Understanding and Utilizing Financial Statements of Nonprofit Organizations

by John Britton | September 10, 2012

Financial statements provide a wealth of financial information about a nonprofit organization’s most recent month, quarter or year end. In addition, they also include valuable information to assist in making business decisions and to plan for the organization’s future. This article discusses the purpose and components of different financial statements and how the information can be used to investigate budget variances, plan for the future and evaluate the organization’s effectiveness in meeting its mission.

Reliance on Financial Statements to Make Decisions for the Future
Financial statements are generally prepared on a monthly basis and provided to the members of the board of directors each month. However, do you and the board rely on this valuable information to make business decisions and plan for the organization’s future?
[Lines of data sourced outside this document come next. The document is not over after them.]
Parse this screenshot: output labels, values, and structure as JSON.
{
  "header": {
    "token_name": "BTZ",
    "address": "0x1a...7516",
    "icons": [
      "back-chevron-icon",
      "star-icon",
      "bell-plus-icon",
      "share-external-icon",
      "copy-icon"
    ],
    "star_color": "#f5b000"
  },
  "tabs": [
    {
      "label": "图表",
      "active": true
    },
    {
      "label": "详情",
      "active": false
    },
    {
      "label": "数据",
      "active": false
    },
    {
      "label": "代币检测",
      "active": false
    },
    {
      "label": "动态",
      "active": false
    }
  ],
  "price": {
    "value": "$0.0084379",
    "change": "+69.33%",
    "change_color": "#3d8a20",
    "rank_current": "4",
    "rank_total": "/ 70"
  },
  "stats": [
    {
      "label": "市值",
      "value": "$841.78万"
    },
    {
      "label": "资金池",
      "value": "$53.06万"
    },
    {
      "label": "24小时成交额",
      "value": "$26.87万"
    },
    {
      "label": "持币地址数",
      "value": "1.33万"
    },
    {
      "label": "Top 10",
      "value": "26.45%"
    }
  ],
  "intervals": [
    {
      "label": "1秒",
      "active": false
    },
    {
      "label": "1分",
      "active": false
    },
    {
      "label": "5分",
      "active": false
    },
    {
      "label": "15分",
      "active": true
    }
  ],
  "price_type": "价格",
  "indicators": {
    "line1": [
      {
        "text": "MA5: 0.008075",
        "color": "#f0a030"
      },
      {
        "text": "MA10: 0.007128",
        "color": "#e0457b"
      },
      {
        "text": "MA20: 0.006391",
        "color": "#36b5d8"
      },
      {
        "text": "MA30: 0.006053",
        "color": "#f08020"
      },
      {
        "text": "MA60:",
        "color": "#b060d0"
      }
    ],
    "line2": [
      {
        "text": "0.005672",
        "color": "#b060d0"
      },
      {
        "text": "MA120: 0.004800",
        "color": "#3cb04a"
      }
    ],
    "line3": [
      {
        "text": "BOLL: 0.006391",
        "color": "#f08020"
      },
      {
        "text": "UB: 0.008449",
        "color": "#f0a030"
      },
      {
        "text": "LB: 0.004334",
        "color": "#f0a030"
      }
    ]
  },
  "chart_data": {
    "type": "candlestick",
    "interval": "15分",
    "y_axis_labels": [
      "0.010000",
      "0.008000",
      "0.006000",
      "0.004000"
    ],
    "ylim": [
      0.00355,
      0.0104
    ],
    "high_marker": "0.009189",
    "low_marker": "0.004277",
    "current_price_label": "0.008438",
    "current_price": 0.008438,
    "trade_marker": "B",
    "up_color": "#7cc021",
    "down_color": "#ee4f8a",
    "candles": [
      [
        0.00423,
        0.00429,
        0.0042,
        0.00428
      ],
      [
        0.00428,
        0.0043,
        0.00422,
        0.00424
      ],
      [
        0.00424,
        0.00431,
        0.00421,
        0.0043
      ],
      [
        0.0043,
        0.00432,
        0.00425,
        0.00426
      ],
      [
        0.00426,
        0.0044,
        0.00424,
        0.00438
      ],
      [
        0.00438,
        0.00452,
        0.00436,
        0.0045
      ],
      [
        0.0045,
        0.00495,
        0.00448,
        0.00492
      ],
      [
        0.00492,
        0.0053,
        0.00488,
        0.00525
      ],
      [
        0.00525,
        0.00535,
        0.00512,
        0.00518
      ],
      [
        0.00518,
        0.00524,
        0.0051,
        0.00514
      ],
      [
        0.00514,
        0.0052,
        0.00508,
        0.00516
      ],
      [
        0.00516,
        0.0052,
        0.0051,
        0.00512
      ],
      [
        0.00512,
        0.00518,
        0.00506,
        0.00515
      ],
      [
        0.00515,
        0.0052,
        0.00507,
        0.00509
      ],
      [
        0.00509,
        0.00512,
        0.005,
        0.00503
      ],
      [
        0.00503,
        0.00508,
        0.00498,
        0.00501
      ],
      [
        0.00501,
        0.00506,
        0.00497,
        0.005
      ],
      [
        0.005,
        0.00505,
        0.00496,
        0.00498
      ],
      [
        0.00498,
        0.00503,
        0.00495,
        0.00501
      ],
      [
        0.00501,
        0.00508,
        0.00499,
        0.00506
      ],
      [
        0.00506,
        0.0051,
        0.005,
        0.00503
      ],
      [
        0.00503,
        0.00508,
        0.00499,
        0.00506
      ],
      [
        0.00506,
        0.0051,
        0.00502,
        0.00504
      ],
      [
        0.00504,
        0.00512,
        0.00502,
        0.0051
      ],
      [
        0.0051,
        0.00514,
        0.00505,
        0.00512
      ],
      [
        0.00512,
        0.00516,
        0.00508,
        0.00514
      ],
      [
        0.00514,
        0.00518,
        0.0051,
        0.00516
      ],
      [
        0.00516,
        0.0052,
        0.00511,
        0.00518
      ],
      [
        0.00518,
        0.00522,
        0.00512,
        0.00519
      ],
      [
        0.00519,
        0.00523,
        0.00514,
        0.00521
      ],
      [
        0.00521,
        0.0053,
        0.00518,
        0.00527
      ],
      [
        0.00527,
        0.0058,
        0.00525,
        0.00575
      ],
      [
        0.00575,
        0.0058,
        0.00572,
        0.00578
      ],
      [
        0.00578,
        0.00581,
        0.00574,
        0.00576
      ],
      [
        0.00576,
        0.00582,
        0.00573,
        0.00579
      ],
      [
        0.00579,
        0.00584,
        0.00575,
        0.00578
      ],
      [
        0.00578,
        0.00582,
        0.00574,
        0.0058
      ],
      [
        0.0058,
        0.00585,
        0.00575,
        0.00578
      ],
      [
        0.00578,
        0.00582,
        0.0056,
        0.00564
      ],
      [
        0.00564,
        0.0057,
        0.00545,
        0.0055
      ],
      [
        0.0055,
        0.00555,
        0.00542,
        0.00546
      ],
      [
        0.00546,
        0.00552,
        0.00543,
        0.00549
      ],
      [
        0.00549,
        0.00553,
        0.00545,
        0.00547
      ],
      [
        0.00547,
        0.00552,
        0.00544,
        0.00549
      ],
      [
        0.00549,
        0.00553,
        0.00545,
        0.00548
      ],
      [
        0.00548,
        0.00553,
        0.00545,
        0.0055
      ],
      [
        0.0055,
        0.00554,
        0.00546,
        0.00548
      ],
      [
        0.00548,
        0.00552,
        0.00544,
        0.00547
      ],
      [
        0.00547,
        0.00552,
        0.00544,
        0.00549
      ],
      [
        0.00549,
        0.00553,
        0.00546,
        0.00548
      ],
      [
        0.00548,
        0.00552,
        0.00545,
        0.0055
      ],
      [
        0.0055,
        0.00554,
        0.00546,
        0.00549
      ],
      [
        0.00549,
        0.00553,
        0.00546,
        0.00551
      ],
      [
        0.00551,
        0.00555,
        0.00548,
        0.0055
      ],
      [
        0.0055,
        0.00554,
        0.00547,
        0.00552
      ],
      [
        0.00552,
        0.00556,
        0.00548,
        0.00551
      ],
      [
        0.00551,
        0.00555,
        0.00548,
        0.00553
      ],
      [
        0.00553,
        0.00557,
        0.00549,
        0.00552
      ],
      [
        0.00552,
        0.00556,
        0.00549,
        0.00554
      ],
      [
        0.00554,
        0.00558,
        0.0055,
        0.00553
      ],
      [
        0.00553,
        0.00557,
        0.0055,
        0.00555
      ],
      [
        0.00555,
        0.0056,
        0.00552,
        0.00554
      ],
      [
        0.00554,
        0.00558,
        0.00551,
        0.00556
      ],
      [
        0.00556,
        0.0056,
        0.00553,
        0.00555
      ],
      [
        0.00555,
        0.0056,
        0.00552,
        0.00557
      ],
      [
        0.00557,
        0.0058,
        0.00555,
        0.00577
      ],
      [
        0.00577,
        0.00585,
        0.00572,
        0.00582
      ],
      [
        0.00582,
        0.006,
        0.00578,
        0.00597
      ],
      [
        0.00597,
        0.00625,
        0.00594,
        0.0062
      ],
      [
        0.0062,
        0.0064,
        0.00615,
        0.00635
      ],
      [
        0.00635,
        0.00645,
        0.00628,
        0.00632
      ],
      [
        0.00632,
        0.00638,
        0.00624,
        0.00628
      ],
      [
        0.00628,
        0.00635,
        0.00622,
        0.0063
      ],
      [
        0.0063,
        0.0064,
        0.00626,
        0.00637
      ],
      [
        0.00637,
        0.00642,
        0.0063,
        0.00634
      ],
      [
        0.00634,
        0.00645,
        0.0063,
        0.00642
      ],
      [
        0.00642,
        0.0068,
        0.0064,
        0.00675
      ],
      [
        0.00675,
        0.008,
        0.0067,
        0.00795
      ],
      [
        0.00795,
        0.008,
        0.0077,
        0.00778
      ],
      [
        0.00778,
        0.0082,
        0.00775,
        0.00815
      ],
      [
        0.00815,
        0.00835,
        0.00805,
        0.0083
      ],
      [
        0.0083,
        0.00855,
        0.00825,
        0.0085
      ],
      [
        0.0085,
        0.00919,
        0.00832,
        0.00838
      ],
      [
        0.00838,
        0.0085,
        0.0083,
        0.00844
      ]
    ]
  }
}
Think of the audited financial statements as a family album, providing a history of your organization’s financial past. Examining that past can help you better manage your organization now and in the months and years ahead.

To glean meaningful insights from these documents, you need to understand what each statement represents. Take it a step further, and you (or the board members) can use the data to create a trend analysis, an industry comparison or a projection of upcoming challenges. Such tools can assist your organization in making better-informed decisions.

Understanding Basic Financial Statements
Being able to use the information in basic financial statements to strategize for your organization starts with understanding the statements’ purpose and components:

Statement of financial position. This statement lists the organization’s assets (what you own), liabilities (what you owe) and net assets (assets the organization has after all liabilities are paid). It’s a snapshot of the financial health of the organization on a given date — usually the end of a month, quarter or year.

Statement of activities. This statement provides details about the revenue and support your organization is receiving and the expenses it is incurring. The statement of activities typically summarizes funds by type of revenue and support, such as fees and service contracts, grants and contributions and investment income. The statement also summarizes expenses — typically under the categories of programs, management and general and fundraising.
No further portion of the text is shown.